DAG optimization. Inspired by reading about Binary Decision Diagrams, which dedupe subtrees, I revived node de-duping from earlier this year, but in a more clever way. This reduced the memory usage for the initial tree by something like 5x at some CPU cost, but remarkably this reduced memory footprint had no impact on subsequent runtime. This was a disappointment.

I also poked around at 5x5 Boggle, but I think it’s basically hopeless with the current approach. Whereas solving 4x4 Boggle takes ~10,000 CPU hours, 5x5 would take something like a million years. I’ve never played 5x5 Boggle. My main interest here would be in proving or disproving JohnPaul Adamovsky’s claims.
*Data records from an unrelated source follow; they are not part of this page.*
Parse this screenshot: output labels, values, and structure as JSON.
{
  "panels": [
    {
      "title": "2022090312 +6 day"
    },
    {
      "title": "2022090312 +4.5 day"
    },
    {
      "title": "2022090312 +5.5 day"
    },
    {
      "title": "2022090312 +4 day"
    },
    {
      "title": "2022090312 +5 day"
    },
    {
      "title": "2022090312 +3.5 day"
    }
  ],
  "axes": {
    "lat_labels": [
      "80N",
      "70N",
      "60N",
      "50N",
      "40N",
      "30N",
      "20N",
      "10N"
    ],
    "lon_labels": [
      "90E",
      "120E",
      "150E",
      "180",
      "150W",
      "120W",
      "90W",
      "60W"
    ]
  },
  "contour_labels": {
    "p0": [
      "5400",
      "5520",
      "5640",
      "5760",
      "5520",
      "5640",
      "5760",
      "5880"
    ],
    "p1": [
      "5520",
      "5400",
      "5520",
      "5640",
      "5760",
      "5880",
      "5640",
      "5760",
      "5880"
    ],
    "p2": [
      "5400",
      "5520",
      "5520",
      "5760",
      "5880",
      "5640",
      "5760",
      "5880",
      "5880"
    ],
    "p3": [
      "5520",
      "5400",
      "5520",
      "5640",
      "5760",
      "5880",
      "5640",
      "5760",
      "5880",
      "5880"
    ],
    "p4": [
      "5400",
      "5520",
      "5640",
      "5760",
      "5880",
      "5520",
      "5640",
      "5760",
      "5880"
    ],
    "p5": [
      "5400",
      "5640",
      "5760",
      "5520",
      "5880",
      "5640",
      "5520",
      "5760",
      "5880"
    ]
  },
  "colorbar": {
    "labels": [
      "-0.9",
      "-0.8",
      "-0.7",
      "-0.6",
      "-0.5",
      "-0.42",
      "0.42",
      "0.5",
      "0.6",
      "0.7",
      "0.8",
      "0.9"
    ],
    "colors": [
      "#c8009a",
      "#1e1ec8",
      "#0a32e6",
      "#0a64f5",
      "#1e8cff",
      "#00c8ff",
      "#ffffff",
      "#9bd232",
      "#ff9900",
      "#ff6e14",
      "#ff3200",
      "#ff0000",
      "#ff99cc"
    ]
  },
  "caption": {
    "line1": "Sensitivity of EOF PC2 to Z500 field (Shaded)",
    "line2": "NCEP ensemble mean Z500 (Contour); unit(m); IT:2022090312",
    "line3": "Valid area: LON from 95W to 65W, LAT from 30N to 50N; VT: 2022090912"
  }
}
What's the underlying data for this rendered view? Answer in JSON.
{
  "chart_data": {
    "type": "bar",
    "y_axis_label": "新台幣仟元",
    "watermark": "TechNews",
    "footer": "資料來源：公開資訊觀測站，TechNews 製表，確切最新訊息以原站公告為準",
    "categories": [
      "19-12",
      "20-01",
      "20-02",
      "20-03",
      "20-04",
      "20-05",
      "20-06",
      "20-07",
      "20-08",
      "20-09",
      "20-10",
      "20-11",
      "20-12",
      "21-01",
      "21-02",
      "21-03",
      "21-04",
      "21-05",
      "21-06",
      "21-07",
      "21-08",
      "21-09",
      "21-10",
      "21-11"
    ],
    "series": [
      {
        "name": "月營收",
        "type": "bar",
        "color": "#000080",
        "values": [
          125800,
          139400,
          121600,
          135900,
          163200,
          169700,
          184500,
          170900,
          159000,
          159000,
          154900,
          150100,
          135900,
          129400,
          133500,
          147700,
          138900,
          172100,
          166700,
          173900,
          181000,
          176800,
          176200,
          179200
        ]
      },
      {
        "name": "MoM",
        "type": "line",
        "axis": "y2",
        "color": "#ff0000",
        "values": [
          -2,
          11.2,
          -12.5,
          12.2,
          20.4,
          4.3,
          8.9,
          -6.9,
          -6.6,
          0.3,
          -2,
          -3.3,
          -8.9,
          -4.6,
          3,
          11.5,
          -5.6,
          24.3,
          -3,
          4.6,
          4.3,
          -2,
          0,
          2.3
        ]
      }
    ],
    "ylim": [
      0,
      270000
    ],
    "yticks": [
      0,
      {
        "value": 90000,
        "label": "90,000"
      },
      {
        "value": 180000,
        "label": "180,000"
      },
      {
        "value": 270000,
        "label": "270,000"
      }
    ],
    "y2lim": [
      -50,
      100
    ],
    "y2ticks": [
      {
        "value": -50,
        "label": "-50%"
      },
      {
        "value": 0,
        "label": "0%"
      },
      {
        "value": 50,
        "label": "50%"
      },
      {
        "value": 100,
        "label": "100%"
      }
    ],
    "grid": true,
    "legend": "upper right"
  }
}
Many people have suggested using SMT/ILP tools like Gurobi or Z3 to solve this problem. They often express confidence that this will work, but I’ve yet to see any evidence that this is the case and I’ve seen some evidence that it isn’t. I hope I’m wrong here! If you’re an expert with these tools and interested in this problem, please take a crack at it. I’d be happy to help.

What’s next?

I’m pretty rapidly running out of ideas. Most likely I’d try to visualize the trees and get new insights and ideas there. It might also be the case that some of the “Dead Ends” are actually good ideas and I’ve just missed something, like with my sad TODO from 2009.

But realistically, I think I’m ready to wrap up this project. I’ve been saying that since February, but now I think I really mean it 🙂. Time to move on. I do plan to publish one more blog post as a sort of retro on the project and what it’s like to work on a hard problem like this.